A STRATCO should define an appropriate set of alarm bell categories tailored to the bank, and set constraints for each. Once completed, the bank’s multi-year plan and quarterly results should be scrutinized for the possibility of undesirable consequences if bells start ringing. This effort should draw on insights that can be gained from defining subsets of banks that outperform with lower risks. This will often lead to changing the definition of which banks should be in the institution’s peer group.

 In addition, a STRATCO should oversee strategic planning and other related “levers” that impact shareholder value. A selection of issues includes:

  • Identifying opportunities that offer profitable revenue growth with acceptable risk.
  • Ensuring that the strategic planning process delivers useful outputs and decisions for the corporation, lines of business (LOB), and support areas.
  • Reviewing the risk-adjusted financial trajectory of each LOB relative to goals and assessing the progress of the corporation and LOBs relative to key initiatives.
  • Articulating how the bank will “win” in acquisitions, including fit requirements, pricing guidelines, success measures and integration principles.

A STRATCO should also oversee strategic risk issues, including:

  • Reviewing the business plans developed annually by each line of business for alignment with the bank’s risk appetite.
  • Overseeing ad hoc analyses on such issues as risk associated with entry into new markets and products.
  • Reviewing the competitive, economic and regulatory environments to identify new threats, such as the Dodd-Frank Act’s projected impact on multiple lines of business.
  • Looking at concentration of earnings issues.

To be successful, a STRATCO should be able to rely on risk-adjusted profitability reporting at the corporate, line of business and segment levels, as well as competitor pricing analysis and sensitivity analysis around the success of key strategic initiatives.

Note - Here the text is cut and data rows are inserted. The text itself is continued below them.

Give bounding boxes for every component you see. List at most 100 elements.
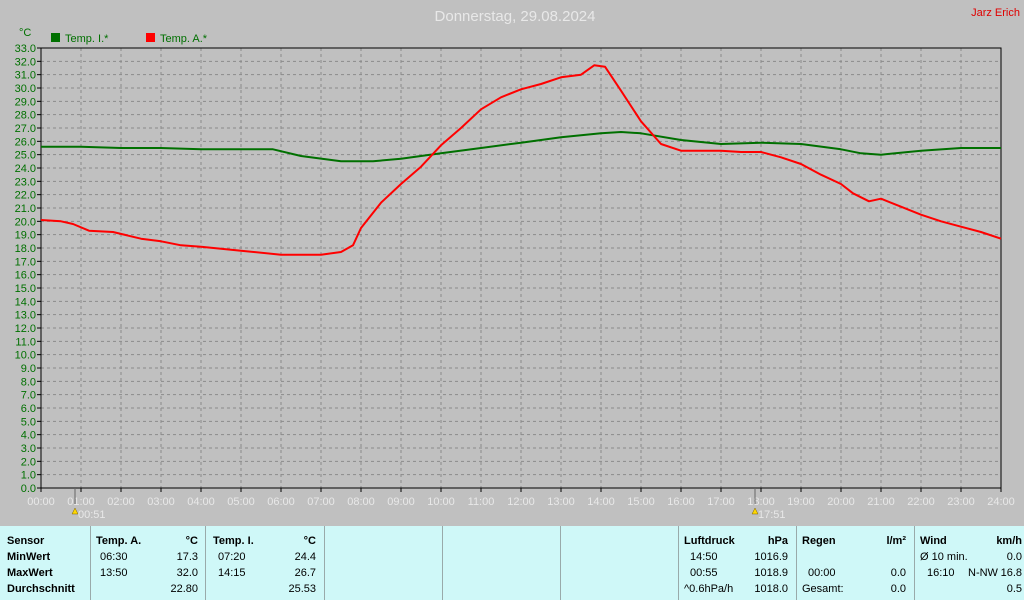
row-label-avg: Durchschnitt	[7, 583, 75, 595]
y-tick-label: 31.0	[15, 70, 36, 82]
chart-title: Donnerstag, 29.08.2024	[435, 8, 596, 25]
x-tick-label: 05:00	[227, 496, 255, 508]
temp-a-max-value: 32.0	[176, 567, 198, 579]
x-tick-label: 20:00	[827, 496, 855, 508]
luftdruck-header: Luftdruck	[684, 535, 735, 547]
x-tick-label: 07:00	[307, 496, 335, 508]
x-tick-label: 09:00	[387, 496, 415, 508]
wind-unit: km/h	[996, 535, 1022, 547]
temp-a-unit: °C	[185, 535, 198, 547]
x-tick-label: 06:00	[267, 496, 295, 508]
y-tick-label: 20.0	[15, 216, 36, 228]
x-tick-label: 03:00	[147, 496, 175, 508]
y-tick-label: 18.0	[15, 243, 36, 255]
luftdruck-min-value: 1016.9	[754, 551, 788, 563]
temp-i-min-value: 24.4	[294, 551, 316, 563]
temp-i-unit: °C	[303, 535, 316, 547]
x-tick-label: 23:00	[947, 496, 975, 508]
x-tick-label: 22:00	[907, 496, 935, 508]
wind-header: Wind	[920, 535, 947, 547]
y-tick-label: 10.0	[15, 350, 36, 362]
y-tick-label: 6.0	[21, 403, 36, 415]
x-tick-label: 19:00	[787, 496, 815, 508]
y-tick-label: 4.0	[21, 430, 36, 442]
marker-label: 00:51	[78, 509, 106, 521]
y-tick-label: 29.0	[15, 96, 36, 108]
row-label-min: MinWert	[7, 551, 51, 563]
x-tick-label: 17:00	[707, 496, 735, 508]
regen-max-value: 0.0	[890, 567, 906, 579]
regen-unit: l/m²	[886, 535, 906, 547]
x-tick-label: 14:00	[587, 496, 615, 508]
luftdruck-unit: hPa	[767, 535, 788, 547]
wind-avg-value: 0.0	[1006, 551, 1022, 563]
temp-i-max-value: 26.7	[294, 567, 316, 579]
y-tick-label: 25.0	[15, 150, 36, 162]
y-tick-label: 33.0	[15, 43, 36, 55]
stats-table: Sensor MinWert MaxWert Durchschnitt Temp…	[0, 526, 1024, 600]
temp-a-avg-value: 22.80	[170, 583, 198, 595]
regen-max-time: 00:00	[808, 567, 836, 579]
temperature-chart: 0.01.02.03.04.05.06.07.08.09.010.011.012…	[15, 7, 1020, 521]
y-tick-label: 27.0	[15, 123, 36, 135]
x-tick-label: 11:00	[468, 496, 495, 508]
regen-total-label: Gesamt:	[802, 583, 844, 595]
author-label: Jarz Erich	[971, 7, 1020, 19]
x-tick-label: 10:00	[427, 496, 455, 508]
x-tick-label: 13:00	[547, 496, 575, 508]
sun-icon	[71, 507, 79, 515]
regen-header: Regen	[802, 535, 836, 547]
y-unit-label: °C	[19, 27, 31, 39]
regen-total-value: 0.0	[890, 583, 906, 595]
temp-a-min-value: 17.3	[176, 551, 198, 563]
temp-a-min-time: 06:30	[100, 551, 128, 563]
y-tick-label: 24.0	[15, 163, 36, 175]
wind-max-time: 16:10	[927, 567, 955, 579]
legend-swatch-outside	[146, 33, 155, 42]
temp-i-avg-value: 25.53	[288, 583, 316, 595]
x-tick-label: 08:00	[347, 496, 375, 508]
y-tick-label: 9.0	[21, 363, 36, 375]
wind-avg-label: Ø 10 min.	[920, 551, 968, 563]
legend-swatch-inside	[51, 33, 60, 42]
x-tick-label: 01:00	[67, 496, 95, 508]
wind-max-value: 16.8	[1000, 567, 1022, 579]
y-tick-label: 23.0	[15, 176, 36, 188]
y-tick-label: 3.0	[21, 443, 36, 455]
luftdruck-max-time: 00:55	[690, 567, 718, 579]
sun-icon	[751, 507, 759, 515]
temp-a-max-time: 13:50	[100, 567, 128, 579]
y-tick-label: 8.0	[21, 376, 36, 388]
y-tick-label: 5.0	[21, 416, 36, 428]
y-tick-label: 30.0	[15, 83, 36, 95]
x-tick-label: 21:00	[867, 496, 895, 508]
x-tick-label: 24:00	[987, 496, 1015, 508]
y-tick-label: 0.0	[21, 483, 36, 495]
luftdruck-max-value: 1018.9	[754, 567, 788, 579]
temp-i-header: Temp. I.	[213, 535, 254, 547]
x-tick-label: 02:00	[107, 496, 135, 508]
x-tick-label: 04:00	[187, 496, 215, 508]
x-tick-label: 00:00	[27, 496, 55, 508]
temp-a-header: Temp. A.	[96, 535, 142, 547]
y-tick-label: 26.0	[15, 136, 36, 148]
series-line	[40, 64, 1002, 256]
y-tick-label: 12.0	[15, 323, 36, 335]
y-tick-label: 19.0	[15, 230, 36, 242]
temp-i-max-time: 14:15	[218, 567, 246, 579]
y-tick-label: 11.0	[15, 336, 36, 348]
luftdruck-avg-value: 1018.0	[754, 583, 788, 595]
x-tick-label: 15:00	[627, 496, 655, 508]
y-tick-label: 2.0	[21, 456, 36, 468]
temp-i-min-time: 07:20	[218, 551, 246, 563]
x-tick-label: 16:00	[667, 496, 695, 508]
luftdruck-trend: ^0.6hPa/h	[684, 583, 734, 595]
wind-mean-value: 0.5	[1006, 583, 1022, 595]
y-tick-label: 7.0	[21, 390, 36, 402]
x-tick-label: 12:00	[507, 496, 535, 508]
y-tick-label: 14.0	[15, 296, 36, 308]
y-tick-label: 1.0	[21, 470, 36, 482]
plot-border	[40, 47, 1002, 489]
legend-label-inside: Temp. I.*	[65, 33, 109, 45]
x-tick-label: 18:00	[747, 496, 775, 508]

The financial crisis and the regulatory requirements in its aftermath have added new burdens to directors and management. Rather than simply executing new regulatory imperatives by rote, banks should seize the opportunity to develop and execute strategic plans that consider the right measures to pursue, and are mindful of the “alarm bells” that can give fair warning to a plan off course, before the consequences lead to underperformance—or a trip to bank heaven.  |BD|

James M. McCormick is president, William N. Callender a managing vice president and Andrew Frisbie a vice president at First Manhattan Consulting Group, a New York-based management consulting firm that has specialized in serving the financial services industry for more than 30 years on a wide range of top management issues addresssing strategy, marketing, risk management and technology.